New England Nautical Geography? A Quantitative Analysis of Hedge Fund Names
By: SumZero Staff | Published: May 18, 2018 | Be the First to Comment
Late last year, two academics published an article associating hedge fund capital flows with name ‘gravitas’. They defined gravitas as “a combination of words from geopolitics and economics… or suggesting power”. Their research validated an old joke in the hedge fund industry that all funds name themselves after trees, classical figures, or geology.
SumZero quantitatively explored the validity of this across the 5,000+ hedge funds listed on our platform.

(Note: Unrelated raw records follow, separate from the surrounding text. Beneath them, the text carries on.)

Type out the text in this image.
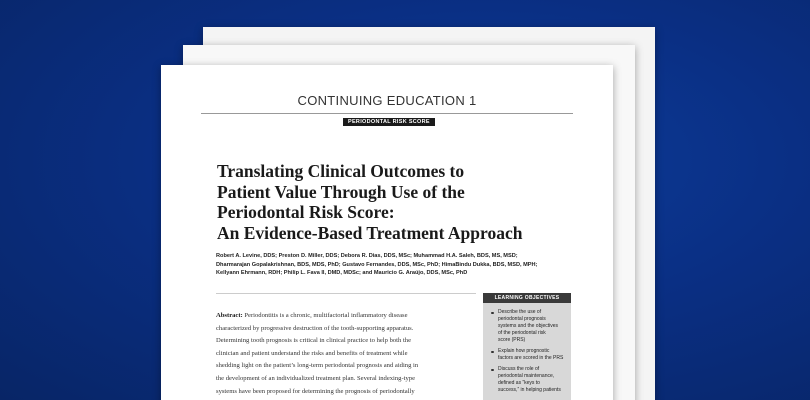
CONTINUING EDUCATION 1
PERIODONTAL RISK SCORE
Translating Clinical Outcomes to
Patient Value Through Use of the
Periodontal Risk Score:
An Evidence-Based Treatment Approach
Robert A. Levine, DDS; Preston D. Miller, DDS; Debora R. Dias, DDS, MSc; Muhammad H.A. Saleh, BDS, MS, MSD;
Dharmarajan Gopalakrishnan, BDS, MDS, PhD; Gustavo Fernandes, DDS, MSc, PhD; HimaBindu Dukka, BDS, MSD, MPH;
Kellyann Ehrmann, RDH; Philip L. Fava II, DMD, MDSc; and Mauricio G. Araújo, DDS, MSc, PhD
Abstract: Periodontitis is a chronic, multifactorial inflammatory disease
characterized by progressive destruction of the tooth-supporting apparatus.
Determining tooth prognosis is critical in clinical practice to help both the
clinician and patient understand the risks and benefits of treatment while
shedding light on the patient’s long-term periodontal prognosis and aiding in
the development of an individualized treatment plan. Several indexing-type
systems have been proposed for determining the prognosis of periodontally
LEARNING OBJECTIVES
Describe the use of
periodontal prognosis
systems and the objectives
of the periodontal risk
score (PRS)
Explain how prognostic
factors are scored in the PRS
Discuss the role of
periodontal maintenance,
defined as “keys to
success,” in helping patients
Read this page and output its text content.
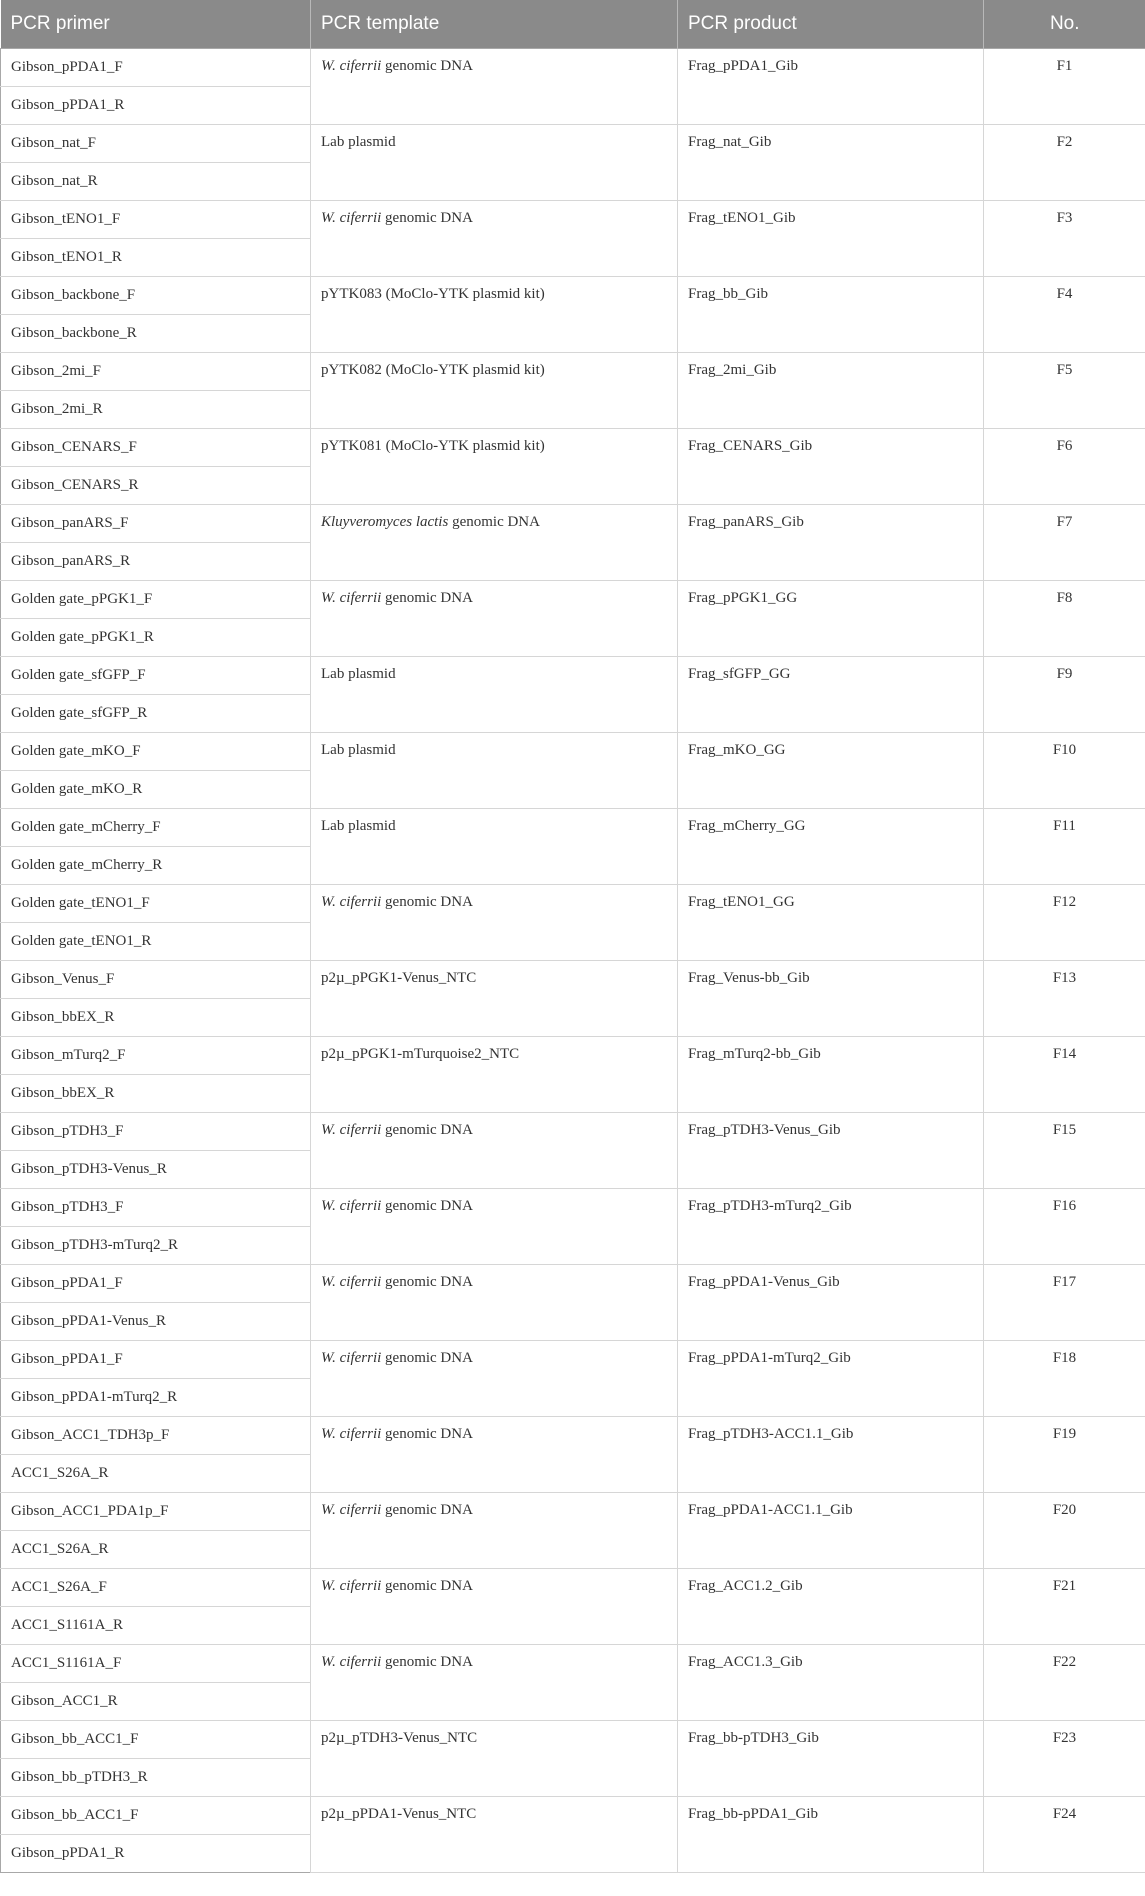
PCR primer	PCR template	PCR product	No.
Gibson_pPDA1_F	W. ciferrii genomic DNA	Frag_pPDA1_Gib	F1
Gibson_pPDA1_R			
Gibson_nat_F	Lab plasmid	Frag_nat_Gib	F2
Gibson_nat_R			
Gibson_tENO1_F	W. ciferrii genomic DNA	Frag_tENO1_Gib	F3
Gibson_tENO1_R			
Gibson_backbone_F	pYTK083 (MoClo-YTK plasmid kit)	Frag_bb_Gib	F4
Gibson_backbone_R			
Gibson_2mi_F	pYTK082 (MoClo-YTK plasmid kit)	Frag_2mi_Gib	F5
Gibson_2mi_R			
Gibson_CENARS_F	pYTK081 (MoClo-YTK plasmid kit)	Frag_CENARS_Gib	F6
Gibson_CENARS_R			
Gibson_panARS_F	Kluyveromyces lactis genomic DNA	Frag_panARS_Gib	F7
Gibson_panARS_R			
Golden gate_pPGK1_F	W. ciferrii genomic DNA	Frag_pPGK1_GG	F8
Golden gate_pPGK1_R			
Golden gate_sfGFP_F	Lab plasmid	Frag_sfGFP_GG	F9
Golden gate_sfGFP_R			
Golden gate_mKO_F	Lab plasmid	Frag_mKO_GG	F10
Golden gate_mKO_R			
Golden gate_mCherry_F	Lab plasmid	Frag_mCherry_GG	F11
Golden gate_mCherry_R			
Golden gate_tENO1_F	W. ciferrii genomic DNA	Frag_tENO1_GG	F12
Golden gate_tENO1_R			
Gibson_Venus_F	p2µ_pPGK1-Venus_NTC	Frag_Venus-bb_Gib	F13
Gibson_bbEX_R			
Gibson_mTurq2_F	p2µ_pPGK1-mTurquoise2_NTC	Frag_mTurq2-bb_Gib	F14
Gibson_bbEX_R			
Gibson_pTDH3_F	W. ciferrii genomic DNA	Frag_pTDH3-Venus_Gib	F15
Gibson_pTDH3-Venus_R			
Gibson_pTDH3_F	W. ciferrii genomic DNA	Frag_pTDH3-mTurq2_Gib	F16
Gibson_pTDH3-mTurq2_R			
Gibson_pPDA1_F	W. ciferrii genomic DNA	Frag_pPDA1-Venus_Gib	F17
Gibson_pPDA1-Venus_R			
Gibson_pPDA1_F	W. ciferrii genomic DNA	Frag_pPDA1-mTurq2_Gib	F18
Gibson_pPDA1-mTurq2_R			
Gibson_ACC1_TDH3p_F	W. ciferrii genomic DNA	Frag_pTDH3-ACC1.1_Gib	F19
ACC1_S26A_R			
Gibson_ACC1_PDA1p_F	W. ciferrii genomic DNA	Frag_pPDA1-ACC1.1_Gib	F20
ACC1_S26A_R			
ACC1_S26A_F	W. ciferrii genomic DNA	Frag_ACC1.2_Gib	F21
ACC1_S1161A_R			
ACC1_S1161A_F	W. ciferrii genomic DNA	Frag_ACC1.3_Gib	F22
Gibson_ACC1_R			
Gibson_bb_ACC1_F	p2µ_pTDH3-Venus_NTC	Frag_bb-pTDH3_Gib	F23
Gibson_bb_pTDH3_R			
Gibson_bb_ACC1_F	p2µ_pPDA1-Venus_NTC	Frag_bb-pPDA1_Gib	F24
Gibson_pPDA1_R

To do so, our data team implemented natural language processing techniques to cluster trends in naming convention. In addition to some very prominent topical themes, there are numerous granular sub-categories which can be explored in an interactive map (e.g. "New England locations", "nautical", “Hindi Words”) below.
Analysis / Methodology
We found that the most common root words used in a hedge fund name (after stripping common suffixes like capital, capital management, asset management, partners, capital partners, etc.) were the following:
'value', 'street', 'point', 'river', 'hill', 'rock', 'view', 'pacific',
'bridge', 'blue', 'wealth', 'new', 'stone',
'wood', 'park', 'global', 'first', 'silver', 'tree',
'peak', 'lane', 'creek', 'star', 'alpha', 'oak', 'american', 'green',
‘asia', 'north', 'west', 'bay'
The average length of the suffix-less root is 1.6 words. The most typical hedge fund name ends up being something like ‘Value Street Capital’.

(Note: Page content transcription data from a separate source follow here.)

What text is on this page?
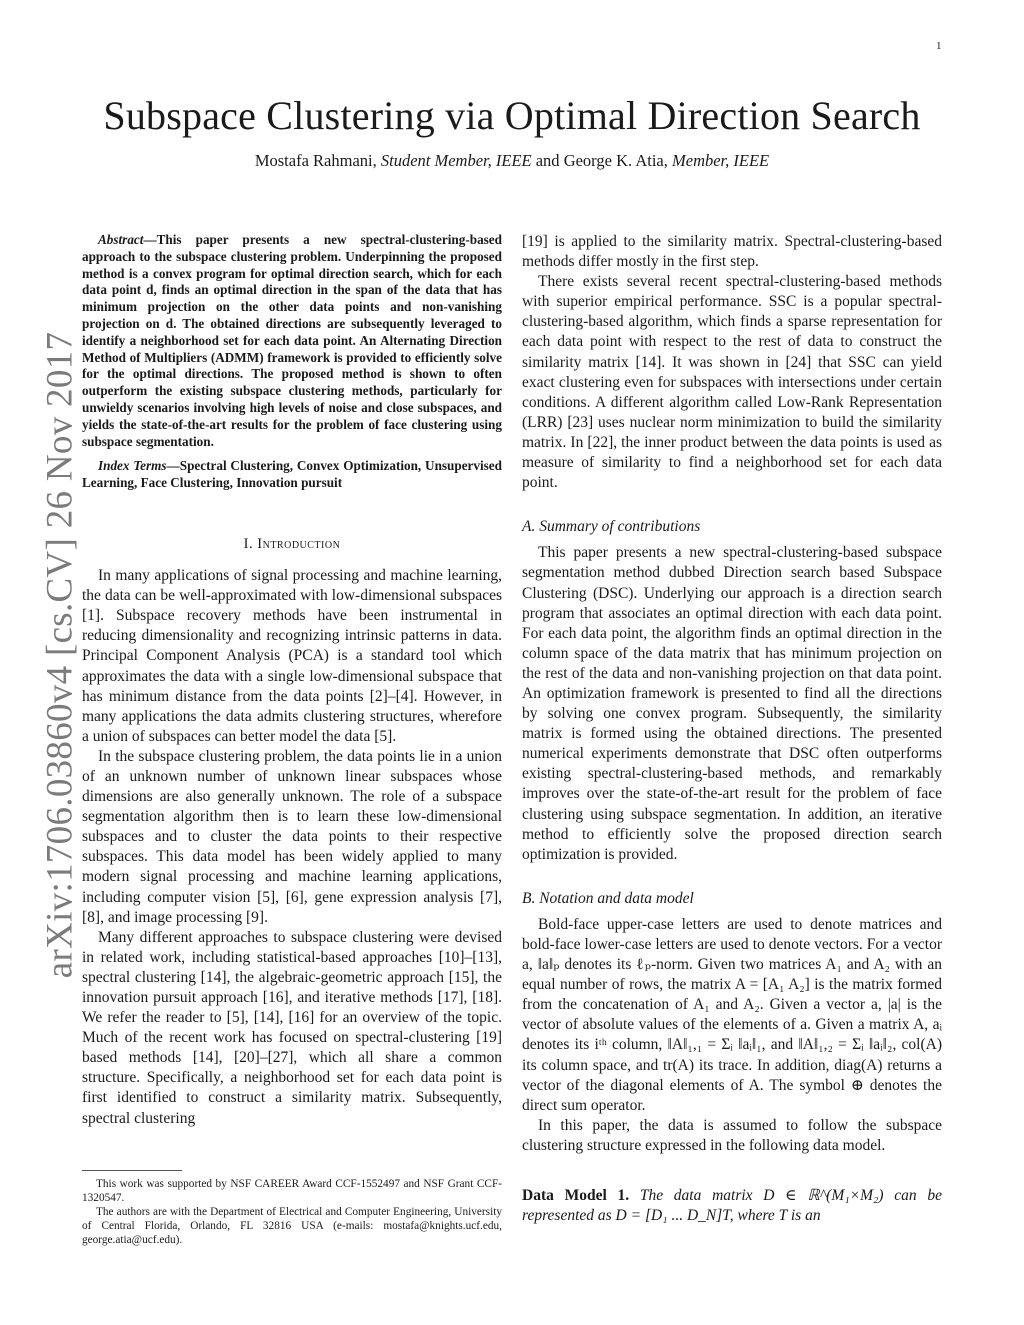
1
arXiv:1706.03860v4 [cs.CV] 26 Nov 2017
Subspace Clustering via Optimal Direction Search
Mostafa Rahmani, Student Member, IEEE and George K. Atia, Member, IEEE

Abstract—This paper presents a new spectral-clustering-based approach to the subspace clustering problem. Underpinning the proposed method is a convex program for optimal direction search, which for each data point d, finds an optimal direction in the span of the data that has minimum projection on the other data points and non-vanishing projection on d. The obtained directions are subsequently leveraged to identify a neighborhood set for each data point. An Alternating Direction Method of Multipliers (ADMM) framework is provided to efficiently solve for the optimal directions. The proposed method is shown to often outperform the existing subspace clustering methods, particularly for unwieldy scenarios involving high levels of noise and close subspaces, and yields the state-of-the-art results for the problem of face clustering using subspace segmentation.

Index Terms—Spectral Clustering, Convex Optimization, Unsupervised Learning, Face Clustering, Innovation pursuit

I. Introduction

In many applications of signal processing and machine learning, the data can be well-approximated with low-dimensional subspaces [1]. Subspace recovery methods have been instrumental in reducing dimensionality and recognizing intrinsic patterns in data. Principal Component Analysis (PCA) is a standard tool which approximates the data with a single low-dimensional subspace that has minimum distance from the data points [2]–[4]. However, in many applications the data admits clustering structures, wherefore a union of subspaces can better model the data [5].

In the subspace clustering problem, the data points lie in a union of an unknown number of unknown linear subspaces whose dimensions are also generally unknown. The role of a subspace segmentation algorithm then is to learn these low-dimensional subspaces and to cluster the data points to their respective subspaces. This data model has been widely applied to many modern signal processing and machine learning applications, including computer vision [5], [6], gene expression analysis [7], [8], and image processing [9].

Many different approaches to subspace clustering were devised in related work, including statistical-based approaches [10]–[13], spectral clustering [14], the algebraic-geometric approach [15], the innovation pursuit approach [16], and iterative methods [17], [18]. We refer the reader to [5], [14], [16] for an overview of the topic. Much of the recent work has focused on spectral-clustering [19] based methods [14], [20]–[27], which all share a common structure. Specifically, a neighborhood set for each data point is first identified to construct a similarity matrix. Subsequently, spectral clustering

This work was supported by NSF CAREER Award CCF-1552497 and NSF Grant CCF-1320547.

The authors are with the Department of Electrical and Computer Engineering, University of Central Florida, Orlando, FL 32816 USA (e-mails: mostafa@knights.ucf.edu, george.atia@ucf.edu).

[19] is applied to the similarity matrix. Spectral-clustering-based methods differ mostly in the first step.

There exists several recent spectral-clustering-based methods with superior empirical performance. SSC is a popular spectral-clustering-based algorithm, which finds a sparse representation for each data point with respect to the rest of data to construct the similarity matrix [14]. It was shown in [24] that SSC can yield exact clustering even for subspaces with intersections under certain conditions. A different algorithm called Low-Rank Representation (LRR) [23] uses nuclear norm minimization to build the similarity matrix. In [22], the inner product between the data points is used as measure of similarity to find a neighborhood set for each data point.

A. Summary of contributions

This paper presents a new spectral-clustering-based subspace segmentation method dubbed Direction search based Subspace Clustering (DSC). Underlying our approach is a direction search program that associates an optimal direction with each data point. For each data point, the algorithm finds an optimal direction in the column space of the data matrix that has minimum projection on the rest of the data and non-vanishing projection on that data point. An optimization framework is presented to find all the directions by solving one convex program. Subsequently, the similarity matrix is formed using the obtained directions. The presented numerical experiments demonstrate that DSC often outperforms existing spectral-clustering-based methods, and remarkably improves over the state-of-the-art result for the problem of face clustering using subspace segmentation. In addition, an iterative method to efficiently solve the proposed direction search optimization is provided.

B. Notation and data model

Bold-face upper-case letters are used to denote matrices and bold-face lower-case letters are used to denote vectors. For a vector a, ‖a‖ₚ denotes its ℓₚ-norm. Given two matrices A₁ and A₂ with an equal number of rows, the matrix A = [A₁ A₂] is the matrix formed from the concatenation of A₁ and A₂. Given a vector a, |a| is the vector of absolute values of the elements of a. Given a matrix A, aᵢ denotes its iᵗʰ column, ‖A‖₁,₁ = Σᵢ ‖aᵢ‖₁, and ‖A‖₁,₂ = Σᵢ ‖aᵢ‖₂, col(A) its column space, and tr(A) its trace. In addition, diag(A) returns a vector of the diagonal elements of A. The symbol ⊕ denotes the direct sum operator.

In this paper, the data is assumed to follow the subspace clustering structure expressed in the following data model.

Data Model 1. The data matrix D ∈ ℝ^(M₁×M₂) can be represented as D = [D₁ ... D_N]T, where T is an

As to category, we found six large groupings:
1. Names/Places
2. Adjectives/Abstract Terms
3. Nature
4. Business
5. Science/Tech
6. Mythology/History
A caveat to this analysis - we did not include words that aren’t in the English dictionary, which excludes from our analysis Uncommon People/Place Names (Balyasny, Coatue, Leucadia), Acronyms (AQR, SAC, PDT), and Latin Sounding (but not Latin) words (Visum, Diversis, Infinitas).
Vectorized Root Names
Next we took the root words and "vectorized" them using google's word2vec system. "Vectorizing" words is a way to represent words as points in space where similar words are nearer to each other. For instance using the root fund name "fidelity", we find the most similar terms are:
faithfulness
premarital chastity
compatibility
intelligibility
lossless compression
intimacy
functional equivalence
monogamy
This gives us a way to map words by meaning, though as you can see in the visualization, the meanings are sometimes unexpected. E.g. most similar word to "Marble Arch" is "fluted column", but the most similar word to "Soros" is "Glenn Beck". Putting our list of hedge fund root names into this "vectorized" format we generated a two dimensional map of the world of hedge fund names grouped into a few major categories as shown in the image below. There are many many surprising subcategories, and sub-sub categories such as "Alcoholic Beverages", "Formal Meetings", and "Scientific Instruments".